A walk through the forest on a sunny day. A dappled effect. Spots of sunlight break through the canopy above. These portholes to the sky are essentially pathways of energy that trees carefully follow in order to support their systems. Alex Shigo described trees as oscillating pumps that need a constant energy supply to maintain high order. In other words, if sunlight is a highway, trees want to ride it all night long.

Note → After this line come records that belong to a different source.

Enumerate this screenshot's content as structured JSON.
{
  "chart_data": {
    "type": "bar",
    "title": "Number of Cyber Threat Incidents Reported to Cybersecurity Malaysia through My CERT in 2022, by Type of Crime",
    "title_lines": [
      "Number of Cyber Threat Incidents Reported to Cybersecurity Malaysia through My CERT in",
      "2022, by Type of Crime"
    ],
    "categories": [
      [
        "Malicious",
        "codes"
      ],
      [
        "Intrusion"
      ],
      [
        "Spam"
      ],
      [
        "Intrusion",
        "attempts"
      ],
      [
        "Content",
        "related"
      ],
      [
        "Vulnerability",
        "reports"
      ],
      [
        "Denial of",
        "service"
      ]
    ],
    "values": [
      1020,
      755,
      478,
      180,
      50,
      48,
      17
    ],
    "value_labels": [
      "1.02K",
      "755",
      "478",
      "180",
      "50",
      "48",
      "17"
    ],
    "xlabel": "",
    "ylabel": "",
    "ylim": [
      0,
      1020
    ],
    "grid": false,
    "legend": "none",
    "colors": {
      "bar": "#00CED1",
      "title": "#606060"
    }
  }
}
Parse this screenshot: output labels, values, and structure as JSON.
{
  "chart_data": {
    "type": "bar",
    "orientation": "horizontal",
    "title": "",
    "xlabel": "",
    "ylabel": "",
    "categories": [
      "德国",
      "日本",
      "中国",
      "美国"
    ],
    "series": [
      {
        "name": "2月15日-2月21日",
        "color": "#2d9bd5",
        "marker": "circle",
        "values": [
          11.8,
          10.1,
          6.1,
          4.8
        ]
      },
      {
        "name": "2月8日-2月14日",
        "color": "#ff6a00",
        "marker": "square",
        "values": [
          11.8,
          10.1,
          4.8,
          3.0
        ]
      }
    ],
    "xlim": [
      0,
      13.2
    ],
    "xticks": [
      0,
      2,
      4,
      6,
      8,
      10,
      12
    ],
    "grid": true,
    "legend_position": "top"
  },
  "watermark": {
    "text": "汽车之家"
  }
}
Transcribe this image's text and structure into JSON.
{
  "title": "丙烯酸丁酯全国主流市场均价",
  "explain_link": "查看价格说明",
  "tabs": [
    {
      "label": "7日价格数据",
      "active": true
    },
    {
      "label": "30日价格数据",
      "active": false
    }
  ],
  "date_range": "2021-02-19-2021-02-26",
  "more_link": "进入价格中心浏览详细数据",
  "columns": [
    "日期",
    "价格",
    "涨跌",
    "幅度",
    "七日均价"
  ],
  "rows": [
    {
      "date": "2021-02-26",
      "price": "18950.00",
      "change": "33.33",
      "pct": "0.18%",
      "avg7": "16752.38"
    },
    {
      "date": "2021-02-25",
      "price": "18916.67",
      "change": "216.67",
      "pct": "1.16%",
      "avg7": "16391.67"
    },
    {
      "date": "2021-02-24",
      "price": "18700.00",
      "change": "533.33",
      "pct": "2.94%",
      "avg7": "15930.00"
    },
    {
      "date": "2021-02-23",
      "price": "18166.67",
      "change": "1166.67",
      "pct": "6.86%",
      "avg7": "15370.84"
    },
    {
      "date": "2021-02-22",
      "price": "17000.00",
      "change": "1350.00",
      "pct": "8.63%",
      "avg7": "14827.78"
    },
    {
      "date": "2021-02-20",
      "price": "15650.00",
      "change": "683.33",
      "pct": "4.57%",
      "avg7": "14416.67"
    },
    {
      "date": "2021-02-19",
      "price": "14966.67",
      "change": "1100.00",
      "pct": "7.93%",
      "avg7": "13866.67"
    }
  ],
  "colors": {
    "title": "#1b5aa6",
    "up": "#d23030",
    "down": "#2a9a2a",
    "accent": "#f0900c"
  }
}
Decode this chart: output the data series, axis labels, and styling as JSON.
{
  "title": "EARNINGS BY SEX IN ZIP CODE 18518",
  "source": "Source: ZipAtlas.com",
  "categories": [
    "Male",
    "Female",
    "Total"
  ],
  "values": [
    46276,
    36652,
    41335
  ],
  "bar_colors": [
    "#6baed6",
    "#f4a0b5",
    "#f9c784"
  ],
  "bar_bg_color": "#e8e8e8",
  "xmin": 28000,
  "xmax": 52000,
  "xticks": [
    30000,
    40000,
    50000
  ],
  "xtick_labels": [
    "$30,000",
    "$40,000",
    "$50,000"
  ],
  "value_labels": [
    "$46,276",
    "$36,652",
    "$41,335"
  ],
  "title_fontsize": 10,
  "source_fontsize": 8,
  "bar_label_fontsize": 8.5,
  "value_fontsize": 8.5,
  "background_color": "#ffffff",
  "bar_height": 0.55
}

In my forest, the understory is dominated by striped maple, Acer pennsylvanicum. The bark on these small trees is stunning. What’s even better though, is the young architecture, how the tree’s structure weaves through and around it’s own little crown, a motionless state of constant swerving motion. Imagine slowing down a dance from minutes to years. And without the leaves in the winter time the veil is lifted from the twig and the bud structure. The tiny little points of apical intentions engaged in a choreography with the sun. And it is a whole production, the dance of the forest. The little buds of the striped maples are tiny dancers. Count the headlights on the highway.
When I think about natural energy, harnessing it and transferring it, and how that process applies to tree architecture, both light and electricity come to mind. Like Broadway. Trees move along avenues of light and harmonize within fields of electromagnetic energy. Each cell dividing is like a starburst that trembles the whole universe. At this point, the only first hand experiment I can offer from my own research is a walk through the forest on a dappled sunny day, and a look at the striped maple twigs dancing under those portals to the sky.